Department of Education lodges objection to plan for 1,000 new homes in Dublin 13

SHD scheme at Baldoyle should not go ahead until school site is identified, says department

The Department of Education has emerged as an objector to plans for more than 1,000 new homes at a site at Baldoyle in north Dublin.

Earlier this year, Lismore Homes Ltd lodged a €468 million fast-track planning application for a 1,007-unit Strategic Housing Development (SHD) scheme for a site at Baldoyle in Dublin 13.

The proposal is made up of 58 studio units; 247 one-bedroom units; 94 two-bedroom, three-person units; 563 two-bedroom, four-person units, and 45 three-bedroom units.

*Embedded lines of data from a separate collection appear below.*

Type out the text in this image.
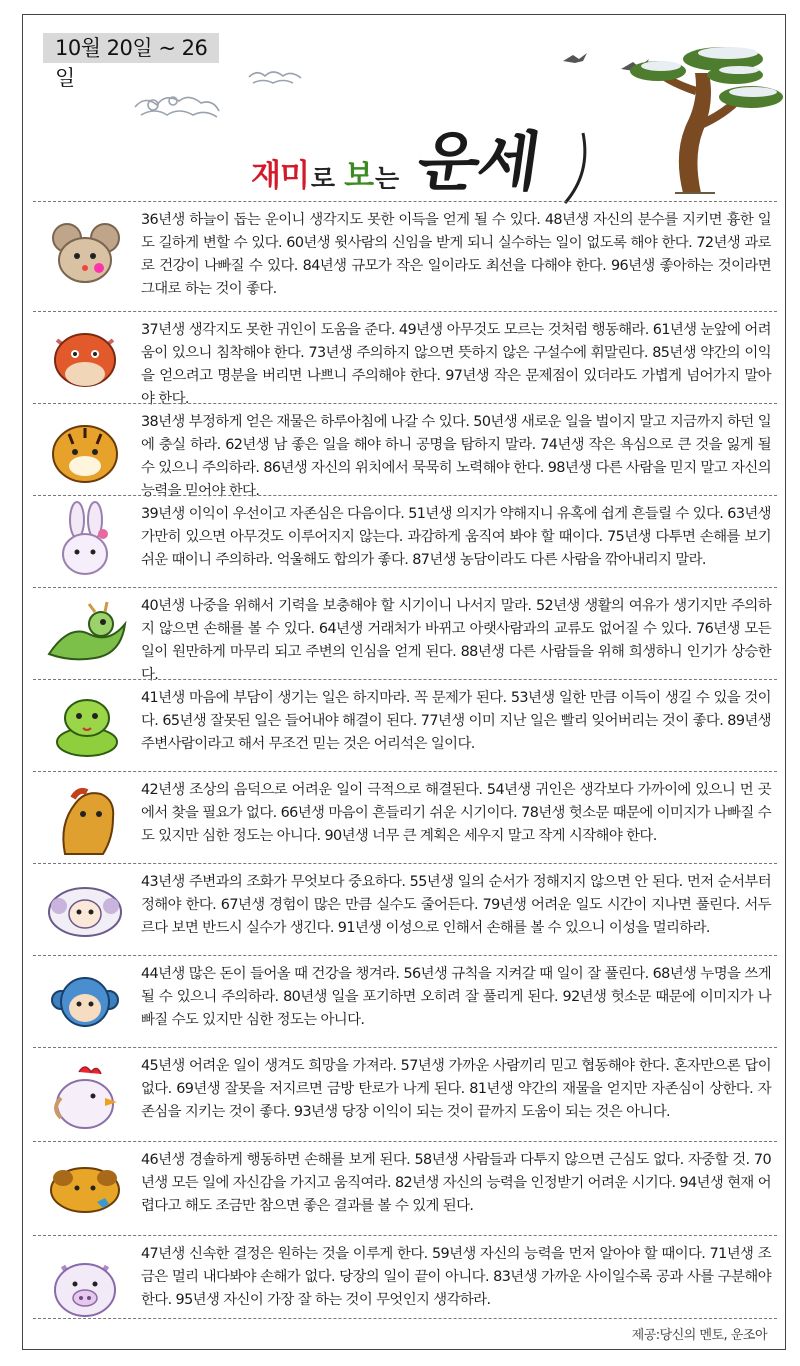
10월 20일 ~ 26일
재미 로 보 는 운세
36년생 하늘이 돕는 운이니 생각지도 못한 이득을 얻게 될 수 있다. 48년생 자신의 분수를 지키면 흉한 일도 길하게 변할 수 있다. 60년생 윗사람의 신임을 받게 되니 실수하는 일이 없도록 해야 한다. 72년생 과로로 건강이 나빠질 수 있다. 84년생 규모가 작은 일이라도 최선을 다해야 한다. 96년생 좋아하는 것이라면 그대로 하는 것이 좋다.
37년생 생각지도 못한 귀인이 도움을 준다. 49년생 아무것도 모르는 것처럼 행동해라. 61년생 눈앞에 어려움이 있으니 침착해야 한다. 73년생 주의하지 않으면 뜻하지 않은 구설수에 휘말린다. 85년생 약간의 이익을 얻으려고 명분을 버리면 나쁘니 주의해야 한다. 97년생 작은 문제점이 있더라도 가볍게 넘어가지 말아야 한다.
38년생 부정하게 얻은 재물은 하루아침에 나갈 수 있다. 50년생 새로운 일을 벌이지 말고 지금까지 하던 일에 충실 하라. 62년생 남 좋은 일을 해야 하니 공명을 탐하지 말라. 74년생 작은 욕심으로 큰 것을 잃게 될 수 있으니 주의하라. 86년생 자신의 위치에서 묵묵히 노력해야 한다. 98년생 다른 사람을 믿지 말고 자신의 능력을 믿어야 한다.
39년생 이익이 우선이고 자존심은 다음이다. 51년생 의지가 약해지니 유혹에 쉽게 흔들릴 수 있다. 63년생 가만히 있으면 아무것도 이루어지지 않는다. 과감하게 움직여 봐야 할 때이다. 75년생 다투면 손해를 보기 쉬운 때이니 주의하라. 억울해도 합의가 좋다. 87년생 농담이라도 다른 사람을 깎아내리지 말라.
40년생 나중을 위해서 기력을 보충해야 할 시기이니 나서지 말라. 52년생 생활의 여유가 생기지만 주의하지 않으면 손해를 볼 수 있다. 64년생 거래처가 바뀌고 아랫사람과의 교류도 없어질 수 있다. 76년생 모든 일이 원만하게 마무리 되고 주변의 인심을 얻게 된다. 88년생 다른 사람들을 위해 희생하니 인기가 상승한다.
41년생 마음에 부담이 생기는 일은 하지마라. 꼭 문제가 된다. 53년생 일한 만큼 이득이 생길 수 있을 것이다. 65년생 잘못된 일은 들어내야 해결이 된다. 77년생 이미 지난 일은 빨리 잊어버리는 것이 좋다. 89년생 주변사람이라고 해서 무조건 믿는 것은 어리석은 일이다.
42년생 조상의 음덕으로 어려운 일이 극적으로 해결된다. 54년생 귀인은 생각보다 가까이에 있으니 먼 곳에서 찾을 필요가 없다. 66년생 마음이 흔들리기 쉬운 시기이다. 78년생 헛소문 때문에 이미지가 나빠질 수도 있지만 심한 정도는 아니다. 90년생 너무 큰 계획은 세우지 말고 작게 시작해야 한다.
43년생 주변과의 조화가 무엇보다 중요하다. 55년생 일의 순서가 정해지지 않으면 안 된다. 먼저 순서부터 정해야 한다. 67년생 경험이 많은 만큼 실수도 줄어든다. 79년생 어려운 일도 시간이 지나면 풀린다. 서두르다 보면 반드시 실수가 생긴다. 91년생 이성으로 인해서 손해를 볼 수 있으니 이성을 멀리하라.
44년생 많은 돈이 들어올 때 건강을 챙겨라. 56년생 규칙을 지켜갈 때 일이 잘 풀린다. 68년생 누명을 쓰게 될 수 있으니 주의하라. 80년생 일을 포기하면 오히려 잘 풀리게 된다. 92년생 헛소문 때문에 이미지가 나빠질 수도 있지만 심한 정도는 아니다.
45년생 어려운 일이 생겨도 희망을 가져라. 57년생 가까운 사람끼리 믿고 협동해야 한다. 혼자만으론 답이 없다. 69년생 잘못을 저지르면 금방 탄로가 나게 된다. 81년생 약간의 재물을 얻지만 자존심이 상한다. 자존심을 지키는 것이 좋다. 93년생 당장 이익이 되는 것이 끝까지 도움이 되는 것은 아니다.
46년생 경솔하게 행동하면 손해를 보게 된다. 58년생 사람들과 다투지 않으면 근심도 없다. 자중할 것. 70년생 모든 일에 자신감을 가지고 움직여라. 82년생 자신의 능력을 인정받기 어려운 시기다. 94년생 현재 어렵다고 해도 조금만 참으면 좋은 결과를 볼 수 있게 된다.
47년생 신속한 결정은 원하는 것을 이루게 한다. 59년생 자신의 능력을 먼저 알아야 할 때이다. 71년생 조금은 멀리 내다봐야 손해가 없다. 당장의 일이 끝이 아니다. 83년생 가까운 사이일수록 공과 사를 구분해야 한다. 95년생 자신이 가장 잘 하는 것이 무엇인지 생각하라.
제공:당신의 멘토, 운조아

The developers are proposing to sell 200 units to Fingal County Council for social housing for an estimated €93 million and have put an indicative average price tag of €484,893 on each dwelling.


However, an objection lodged by the Department of Education against the scheme requests that approval “is not given to this Strategic Housing Development (SHD) scheme because it is going to further compound the projected pressure in meeting school place requirements in the area unless a suitable school site is identified”.

School places

The department notes that in terms of potential requirements for school places, it was relevant that the proposed development site adjoins two other large permitted SHDs, a scheme for 882 units and another for 1,221 residential units.

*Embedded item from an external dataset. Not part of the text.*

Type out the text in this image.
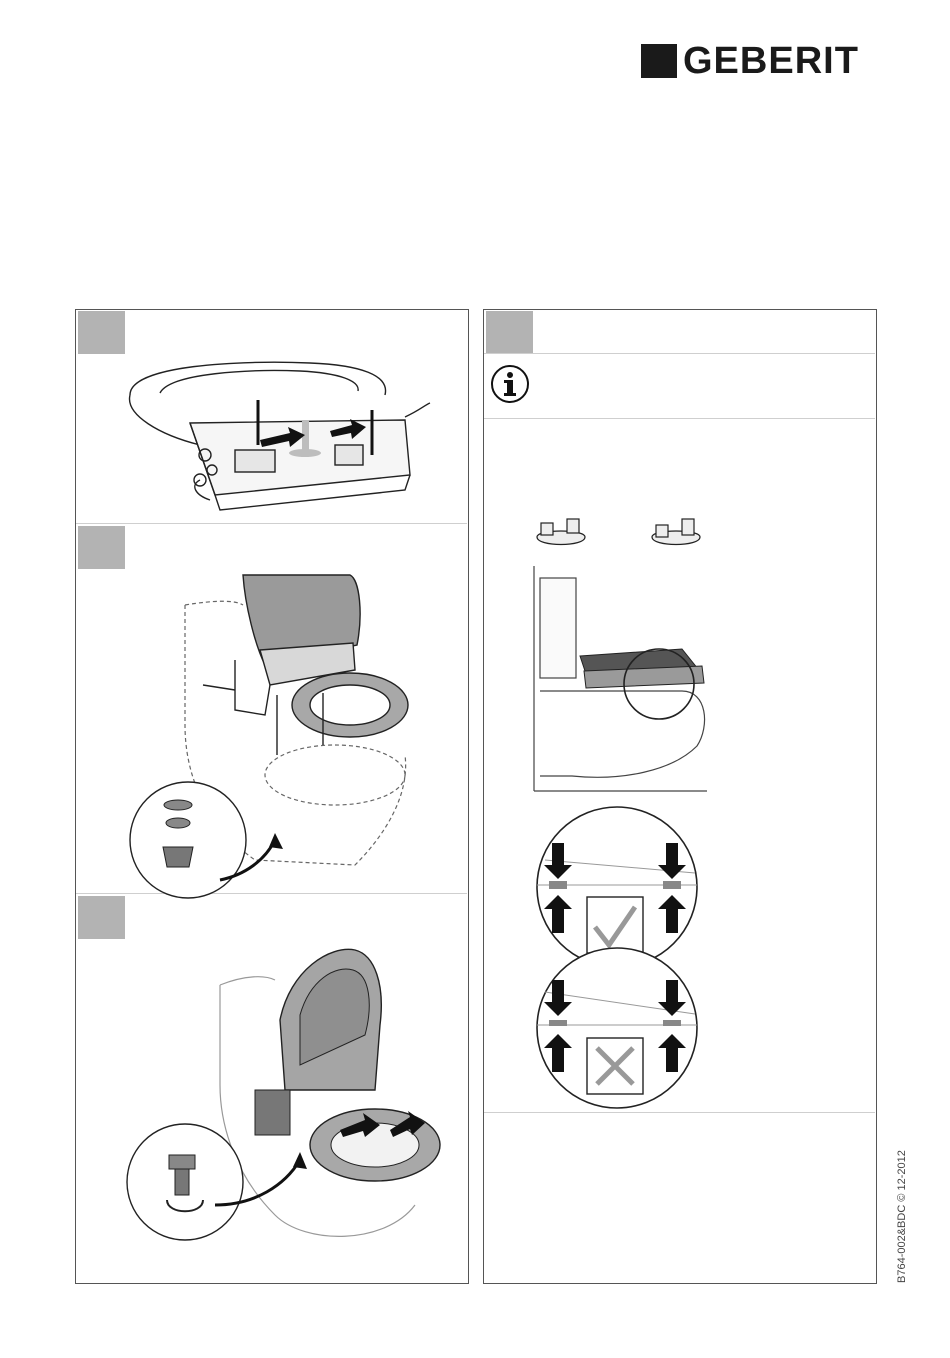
GEBERIT
B764-002&BDC © 12-2012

The department stated that it submitted to An Bord Pleanála in both of these SHD applications that permission not be granted until a suitable site is identified to meet the post-primary school needs of existing and future residents of the area.

“The department has been trying for some time now, without any success, to identify a site,” it added.

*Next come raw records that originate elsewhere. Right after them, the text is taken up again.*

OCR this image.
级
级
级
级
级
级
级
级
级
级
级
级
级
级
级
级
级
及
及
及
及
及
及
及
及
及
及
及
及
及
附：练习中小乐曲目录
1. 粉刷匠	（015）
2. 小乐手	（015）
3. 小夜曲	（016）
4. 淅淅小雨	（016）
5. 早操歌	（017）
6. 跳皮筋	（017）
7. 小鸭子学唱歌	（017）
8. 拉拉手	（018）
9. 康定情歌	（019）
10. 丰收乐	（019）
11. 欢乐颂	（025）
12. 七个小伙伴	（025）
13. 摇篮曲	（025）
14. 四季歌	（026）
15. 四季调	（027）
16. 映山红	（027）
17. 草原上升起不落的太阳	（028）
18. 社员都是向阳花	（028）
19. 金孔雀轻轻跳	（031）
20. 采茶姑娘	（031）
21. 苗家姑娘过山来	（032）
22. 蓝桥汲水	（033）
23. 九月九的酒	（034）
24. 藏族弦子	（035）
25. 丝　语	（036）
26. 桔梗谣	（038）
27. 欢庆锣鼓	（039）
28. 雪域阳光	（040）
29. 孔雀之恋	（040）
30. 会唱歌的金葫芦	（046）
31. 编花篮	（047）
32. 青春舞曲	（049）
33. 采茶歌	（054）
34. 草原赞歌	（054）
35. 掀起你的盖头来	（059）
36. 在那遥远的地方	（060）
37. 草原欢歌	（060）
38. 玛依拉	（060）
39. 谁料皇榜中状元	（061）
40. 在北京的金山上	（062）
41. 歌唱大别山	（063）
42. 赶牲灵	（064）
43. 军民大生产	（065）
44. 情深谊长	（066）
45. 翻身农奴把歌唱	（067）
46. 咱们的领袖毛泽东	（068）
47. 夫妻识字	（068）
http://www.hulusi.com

A school demand assessment lodged on behalf of the developers with the application states that “our assessment concludes that this proposal won’t generate a need for an additional school or schools in the area over and above those under construction and planned for the area”.

However, the Department of Education claims that the applicant’s school demand assessment report was “too crude an instrument to reliably gauge school place requirements” for the area.

A decision is due on the scheme in July.